The Detroit-based automaker said it has developed a method to convert an estimated 100 miles of the material off the Alabama and Louisiana coasts into more than 100,000 pounds of plastic resin that will be used for parts that deflect air around the vehicle’s radiator.
These parts are comprised of 25 percent boom material and 25 percent recycled tires from GM’s Milford Proving Ground vehicle test facility, with the remaining percentage covered by a mixture of post-consumer recycled plastics and other polymers.
“Creative recycling is one extension of GM’s overall strategy to reduce its environmental impact,” said Mike Robinson, GM vice president of Environment, Energy and Safety policy. “We reuse and recycle material by-products at our 76 landfill-free facilities every day. This is a good example of using this expertise and applying it to a greater magnitude.”

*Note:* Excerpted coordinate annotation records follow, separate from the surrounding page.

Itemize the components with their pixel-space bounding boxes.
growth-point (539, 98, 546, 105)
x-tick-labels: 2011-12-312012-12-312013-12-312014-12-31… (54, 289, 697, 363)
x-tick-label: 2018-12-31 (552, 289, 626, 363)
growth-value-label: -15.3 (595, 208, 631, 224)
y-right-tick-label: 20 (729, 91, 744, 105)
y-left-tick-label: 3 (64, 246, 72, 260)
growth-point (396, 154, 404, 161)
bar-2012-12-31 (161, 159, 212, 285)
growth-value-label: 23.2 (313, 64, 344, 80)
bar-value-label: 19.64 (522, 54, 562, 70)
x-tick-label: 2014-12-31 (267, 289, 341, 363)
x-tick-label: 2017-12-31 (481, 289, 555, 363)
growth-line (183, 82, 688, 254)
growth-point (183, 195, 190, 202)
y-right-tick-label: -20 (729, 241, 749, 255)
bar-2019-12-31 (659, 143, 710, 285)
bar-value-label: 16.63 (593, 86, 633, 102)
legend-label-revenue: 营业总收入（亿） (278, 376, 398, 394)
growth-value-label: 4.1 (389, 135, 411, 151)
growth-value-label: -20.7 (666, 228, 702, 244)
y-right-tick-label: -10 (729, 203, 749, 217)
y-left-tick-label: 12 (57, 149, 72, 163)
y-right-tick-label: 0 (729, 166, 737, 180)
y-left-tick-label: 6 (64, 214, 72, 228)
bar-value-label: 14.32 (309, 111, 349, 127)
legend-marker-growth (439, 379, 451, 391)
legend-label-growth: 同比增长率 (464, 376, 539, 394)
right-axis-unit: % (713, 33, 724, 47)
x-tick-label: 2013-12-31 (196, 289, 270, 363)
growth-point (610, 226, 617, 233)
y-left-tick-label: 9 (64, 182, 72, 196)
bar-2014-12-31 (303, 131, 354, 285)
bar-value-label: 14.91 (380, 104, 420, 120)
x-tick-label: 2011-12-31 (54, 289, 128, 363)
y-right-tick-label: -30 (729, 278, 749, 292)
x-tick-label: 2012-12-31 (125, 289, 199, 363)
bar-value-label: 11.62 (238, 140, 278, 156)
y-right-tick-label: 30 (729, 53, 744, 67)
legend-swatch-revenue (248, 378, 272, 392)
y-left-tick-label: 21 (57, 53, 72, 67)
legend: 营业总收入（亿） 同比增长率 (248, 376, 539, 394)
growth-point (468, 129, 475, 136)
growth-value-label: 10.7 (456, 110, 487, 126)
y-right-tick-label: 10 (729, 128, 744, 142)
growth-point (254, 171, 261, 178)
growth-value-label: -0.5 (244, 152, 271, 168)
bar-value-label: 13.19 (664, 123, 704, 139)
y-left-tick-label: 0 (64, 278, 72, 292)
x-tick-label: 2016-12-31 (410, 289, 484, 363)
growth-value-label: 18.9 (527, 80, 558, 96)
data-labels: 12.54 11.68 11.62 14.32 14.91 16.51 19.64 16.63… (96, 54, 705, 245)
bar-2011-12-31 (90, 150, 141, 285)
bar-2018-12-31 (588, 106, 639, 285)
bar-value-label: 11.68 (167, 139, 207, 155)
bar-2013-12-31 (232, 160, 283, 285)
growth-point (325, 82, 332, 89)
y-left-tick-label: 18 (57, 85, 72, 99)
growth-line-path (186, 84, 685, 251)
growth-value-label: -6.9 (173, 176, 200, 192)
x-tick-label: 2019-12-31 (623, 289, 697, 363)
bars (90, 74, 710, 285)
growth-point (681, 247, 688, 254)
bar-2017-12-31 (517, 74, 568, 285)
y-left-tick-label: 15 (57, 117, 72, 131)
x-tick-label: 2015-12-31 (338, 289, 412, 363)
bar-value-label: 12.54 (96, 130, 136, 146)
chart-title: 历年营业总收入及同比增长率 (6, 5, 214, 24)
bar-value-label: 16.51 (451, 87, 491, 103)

If GM hadn't used the oil-soaked booms for parts, they would have been incinerated or sent to landfills.
“This was purely a matter of helping out,” said John Bradburn, manager of GM’s waste-reduction efforts. “If sent to a landfill, these materials would have taken hundreds of years to begin to break down, and we didn’t want to see the spill further impact the environment. We knew we could identify a beneficial reuse of this material given our experience.”
According to the automaker, the ongoing project is expected to create enough plastic under hood parts to supply the first year production of the new Chevy Volt.